• Marsa Maroc Set for Morocco's first-ever Privatization by IPO
  • Country's first IPO of the year set to raise up to 1.94 billion dirhams (USD220 million)

17 June 2016, Casablanca – Morocco is set to sell 40 percent of the country's largest port operator in a milestone IPO for the country. Advised by a Baker & McKenzie team led by Casablanca managing partner Kamal Nasrollah, the funds will be used for ambitious expansion as Marsa Maroc plans to bid for two other terminals at Casablanca Port and looks for opportunities elsewhere in North and West Africa.

"It's hard to underestimate the importance of this IPO." said Mr Nasrollah. "Planned expansion funded by the IPO would put the Tanger Med Facility on a par with Durban, South Africa, as the biggest port on the continent. Acting as issuer's counsel has been both an honor and a window into our country's huge ambition to definitively become the logistics hub for the whole of North and West Africa."

Marsa Maroc is the national leader in the management of port terminals in Morocco, providing port logistics services within its concession area. Emerging as a hub for the logistics sector in Africa, Morocco now ranks 16th worldwide in maritime connectivity and 30th in terms of cross-border trade. Since its creation in December 2006, Marsa Maroc has been committed to a development process in line with this momentum characterizing the sector.

The listing of the Marsa Morocco shares at the Casablanca Stock Exchange will take place between 20th - 30th June, with the possibility of an early closing on 23 June.

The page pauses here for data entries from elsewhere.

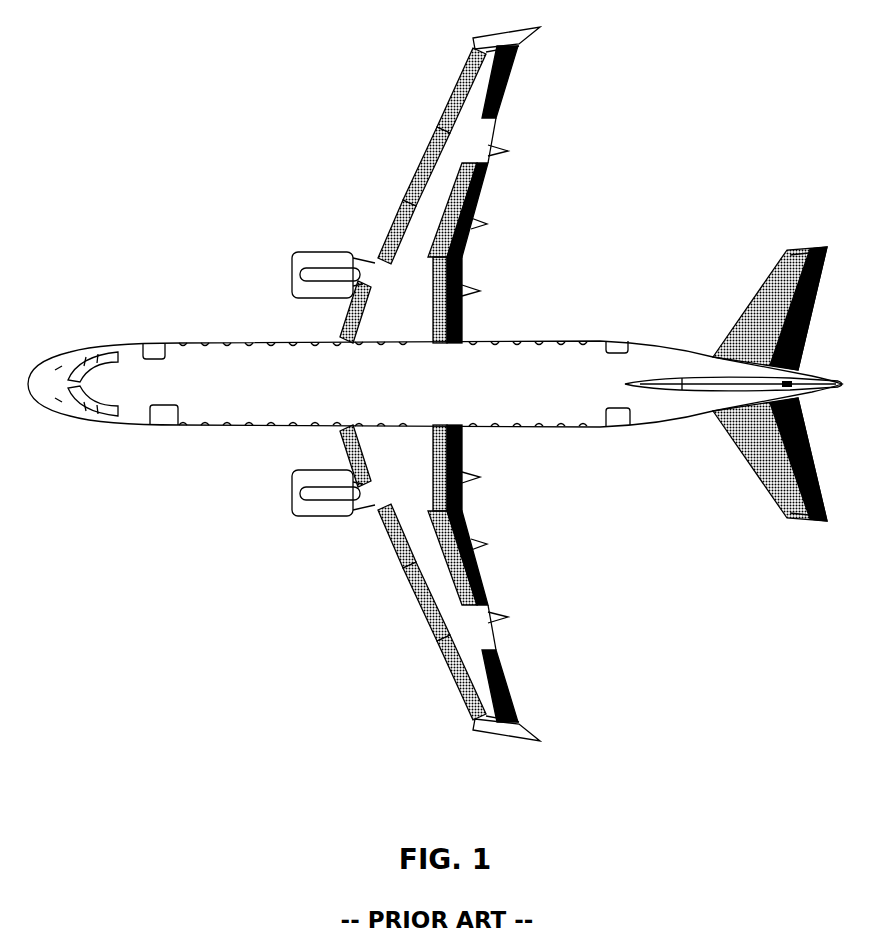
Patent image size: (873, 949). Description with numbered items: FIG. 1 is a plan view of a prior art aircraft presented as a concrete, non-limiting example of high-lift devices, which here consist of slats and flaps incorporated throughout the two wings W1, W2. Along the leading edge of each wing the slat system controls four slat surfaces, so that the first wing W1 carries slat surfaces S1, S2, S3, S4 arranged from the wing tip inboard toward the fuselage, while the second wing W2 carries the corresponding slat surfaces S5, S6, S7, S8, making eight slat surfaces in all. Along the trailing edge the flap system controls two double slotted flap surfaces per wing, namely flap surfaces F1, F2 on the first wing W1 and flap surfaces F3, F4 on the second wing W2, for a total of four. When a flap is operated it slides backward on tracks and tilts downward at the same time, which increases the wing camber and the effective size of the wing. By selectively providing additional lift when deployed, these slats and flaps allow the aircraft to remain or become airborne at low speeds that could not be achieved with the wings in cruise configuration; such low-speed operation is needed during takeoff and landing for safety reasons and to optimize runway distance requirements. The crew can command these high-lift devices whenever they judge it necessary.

The wing W1 is at (473, 83).
The wing W2 is at (479, 683).
The slat surface S1 is at (451, 100).
The slat surface S2 is at (420, 167).
The slat surface S3 is at (381, 233).
The slat surface S4 is at (340, 334).
The slat surface S5 is at (340, 432).
The slat surface S6 is at (384, 533).
The slat surface S7 is at (414, 597).
The slat surface S8 is at (447, 659).
The double slotted flap surface F1 is at (473, 168).
The double slotted flap surface F2 is at (463, 280).
The double slotted flap surface F3 is at (462, 489).
The double slotted flap surface F4 is at (471, 556).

At a share price of 65 dirhams, the maximum amount of the transaction could be as much as 1.94 billion dirhams (USD220 million).

The Baker & McKenzie team was led by partner Kamal Nasrollah with assistance from partner François-Xavier Naime, and associates Keltoum Boudribila, Leila Kettani, Rania Chawad and Giuliano Lastrucci. Attijari Finances (a subsidiary of Attijariwafa Bank) acted as financial advisor. The Placement Syndicate comprises all major Moroccan banks.